Jisung kimseden beklenmeyecek bir şey yaparak masadan kalktı.
"Ben bakarım."
Hyunjin dahil herkes ona şaşkın şaşkın bakarken hızla ilerledi ve kızı aramaya başladı.
Sahil boyunca yürüdü ve en sonunda kumlara uzanmış gökyüzünü seyreden kızı gördü. Sessizce yanına gitti.
"Mükemmel derecede huzurlu anını bölmek istemem ama hava soğuk ve titrediğini görebiliyorum." Yeji onun sesiyle şaşkınca doğruldu.
"Sen?"
"Evet ben. Tek başına üzülmek kötü hissettirir diye düşündüm. Birlikte üzülebiliriz."
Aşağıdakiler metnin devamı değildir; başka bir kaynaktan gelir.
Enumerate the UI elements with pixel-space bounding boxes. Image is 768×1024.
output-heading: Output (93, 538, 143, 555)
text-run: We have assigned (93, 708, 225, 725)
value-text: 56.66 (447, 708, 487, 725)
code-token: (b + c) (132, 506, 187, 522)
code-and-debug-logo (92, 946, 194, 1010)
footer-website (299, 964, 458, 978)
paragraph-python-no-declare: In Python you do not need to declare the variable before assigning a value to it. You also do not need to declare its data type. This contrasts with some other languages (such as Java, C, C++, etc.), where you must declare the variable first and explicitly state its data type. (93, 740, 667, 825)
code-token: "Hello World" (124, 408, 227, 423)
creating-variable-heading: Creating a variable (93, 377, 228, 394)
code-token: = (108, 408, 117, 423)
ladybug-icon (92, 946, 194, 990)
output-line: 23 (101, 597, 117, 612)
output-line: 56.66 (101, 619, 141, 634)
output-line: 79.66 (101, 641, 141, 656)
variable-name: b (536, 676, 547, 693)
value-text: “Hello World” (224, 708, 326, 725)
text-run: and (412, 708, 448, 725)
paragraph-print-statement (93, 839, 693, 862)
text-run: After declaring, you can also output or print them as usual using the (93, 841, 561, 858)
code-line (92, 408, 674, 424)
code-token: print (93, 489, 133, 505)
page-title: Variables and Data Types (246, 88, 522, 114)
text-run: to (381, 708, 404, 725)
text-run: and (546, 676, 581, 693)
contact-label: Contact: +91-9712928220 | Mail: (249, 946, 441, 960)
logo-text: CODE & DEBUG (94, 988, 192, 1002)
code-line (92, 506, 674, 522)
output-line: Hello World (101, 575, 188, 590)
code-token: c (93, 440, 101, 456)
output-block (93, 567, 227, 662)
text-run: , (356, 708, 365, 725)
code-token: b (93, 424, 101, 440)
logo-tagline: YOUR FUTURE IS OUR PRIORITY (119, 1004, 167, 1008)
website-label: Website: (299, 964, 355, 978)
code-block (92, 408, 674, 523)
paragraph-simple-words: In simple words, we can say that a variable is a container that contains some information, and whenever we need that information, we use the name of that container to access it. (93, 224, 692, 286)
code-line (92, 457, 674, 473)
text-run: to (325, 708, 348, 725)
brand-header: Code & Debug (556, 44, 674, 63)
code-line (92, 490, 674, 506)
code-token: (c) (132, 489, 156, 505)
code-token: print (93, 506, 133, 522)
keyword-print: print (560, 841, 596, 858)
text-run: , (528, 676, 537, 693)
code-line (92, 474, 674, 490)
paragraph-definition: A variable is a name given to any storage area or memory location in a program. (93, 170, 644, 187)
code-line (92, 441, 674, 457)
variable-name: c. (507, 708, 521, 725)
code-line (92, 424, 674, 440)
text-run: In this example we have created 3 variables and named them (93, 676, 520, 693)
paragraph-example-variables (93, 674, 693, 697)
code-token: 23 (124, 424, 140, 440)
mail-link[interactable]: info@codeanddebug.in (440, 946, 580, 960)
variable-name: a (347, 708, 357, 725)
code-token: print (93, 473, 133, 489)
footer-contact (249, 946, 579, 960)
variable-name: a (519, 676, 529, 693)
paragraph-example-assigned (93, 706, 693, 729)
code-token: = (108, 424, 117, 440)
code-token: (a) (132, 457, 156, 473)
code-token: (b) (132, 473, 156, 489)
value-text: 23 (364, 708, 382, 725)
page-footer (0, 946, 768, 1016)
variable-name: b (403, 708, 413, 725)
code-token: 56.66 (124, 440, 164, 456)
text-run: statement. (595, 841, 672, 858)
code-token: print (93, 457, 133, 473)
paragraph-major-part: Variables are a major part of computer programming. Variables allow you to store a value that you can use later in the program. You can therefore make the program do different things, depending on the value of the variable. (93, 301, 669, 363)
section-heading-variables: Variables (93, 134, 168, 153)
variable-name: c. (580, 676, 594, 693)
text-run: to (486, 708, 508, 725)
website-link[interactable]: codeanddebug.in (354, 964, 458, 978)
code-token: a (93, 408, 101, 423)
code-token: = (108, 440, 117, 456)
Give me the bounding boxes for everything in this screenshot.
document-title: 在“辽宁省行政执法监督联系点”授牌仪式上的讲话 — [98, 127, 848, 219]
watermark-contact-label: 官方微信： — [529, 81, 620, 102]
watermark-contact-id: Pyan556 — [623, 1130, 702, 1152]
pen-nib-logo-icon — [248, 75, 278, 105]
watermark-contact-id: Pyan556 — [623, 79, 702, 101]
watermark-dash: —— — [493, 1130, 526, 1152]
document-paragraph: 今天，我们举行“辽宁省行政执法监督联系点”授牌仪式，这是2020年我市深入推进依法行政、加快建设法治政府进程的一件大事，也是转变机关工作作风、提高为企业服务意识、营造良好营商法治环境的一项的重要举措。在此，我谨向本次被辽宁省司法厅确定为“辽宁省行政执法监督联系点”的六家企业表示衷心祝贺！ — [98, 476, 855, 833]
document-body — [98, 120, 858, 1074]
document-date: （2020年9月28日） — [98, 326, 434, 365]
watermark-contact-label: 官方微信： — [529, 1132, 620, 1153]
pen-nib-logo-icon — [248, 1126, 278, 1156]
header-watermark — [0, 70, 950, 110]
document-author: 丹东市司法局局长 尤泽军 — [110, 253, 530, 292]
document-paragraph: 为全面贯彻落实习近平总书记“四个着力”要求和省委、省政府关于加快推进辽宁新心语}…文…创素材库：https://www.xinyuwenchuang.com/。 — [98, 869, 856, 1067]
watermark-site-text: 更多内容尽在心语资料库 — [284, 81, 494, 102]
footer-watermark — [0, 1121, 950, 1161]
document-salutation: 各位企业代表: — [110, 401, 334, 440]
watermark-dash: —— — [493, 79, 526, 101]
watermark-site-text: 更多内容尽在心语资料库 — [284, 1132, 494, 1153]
Yeji gülümsedi ve gözyaşlarını sildi.
"Teşekkürler ama seni tanımıyorum."
Jisung yavaşça yanına oturdu.
"Birbirimizi tanıyalım o halde. Ben Jisung." Jisung kıza elini uzattı. Yeji hafifçe gülümseyerek elini sıktı.
"Ben de Yeji."
"Anladığım kadarıyla benimle evlenmek istemiyorsun Yeji."
Yeji iç çekerek karşısındaki denize baktı.
"Hayatım boyunca isteklerimin hiçbir önemi olmadı ne yazıkki." Jisung hüzünle gülümsedi. Bu duyguyu en iyi kendisi bilirdi.
"Benim de."
"Peki sen istiyor musun?"
Jisung iç çekti.
ŞİMDİ OKUDUĞUN
Sweet Lies |Minsung|
FantasyBazen gerçekler yalanlardan daha çok acıtır. Genç adam bunu çok iyi biliyordu. Gerçeğe sırtını döndü. İncinmekten öylesine korktu ki gerçeği bilmek için çabalamadı, sorgulamadı. İntikam istemedi. Öfkelenmedi. Sadece kaçmak istedi. Kaçıp her şeyi unu...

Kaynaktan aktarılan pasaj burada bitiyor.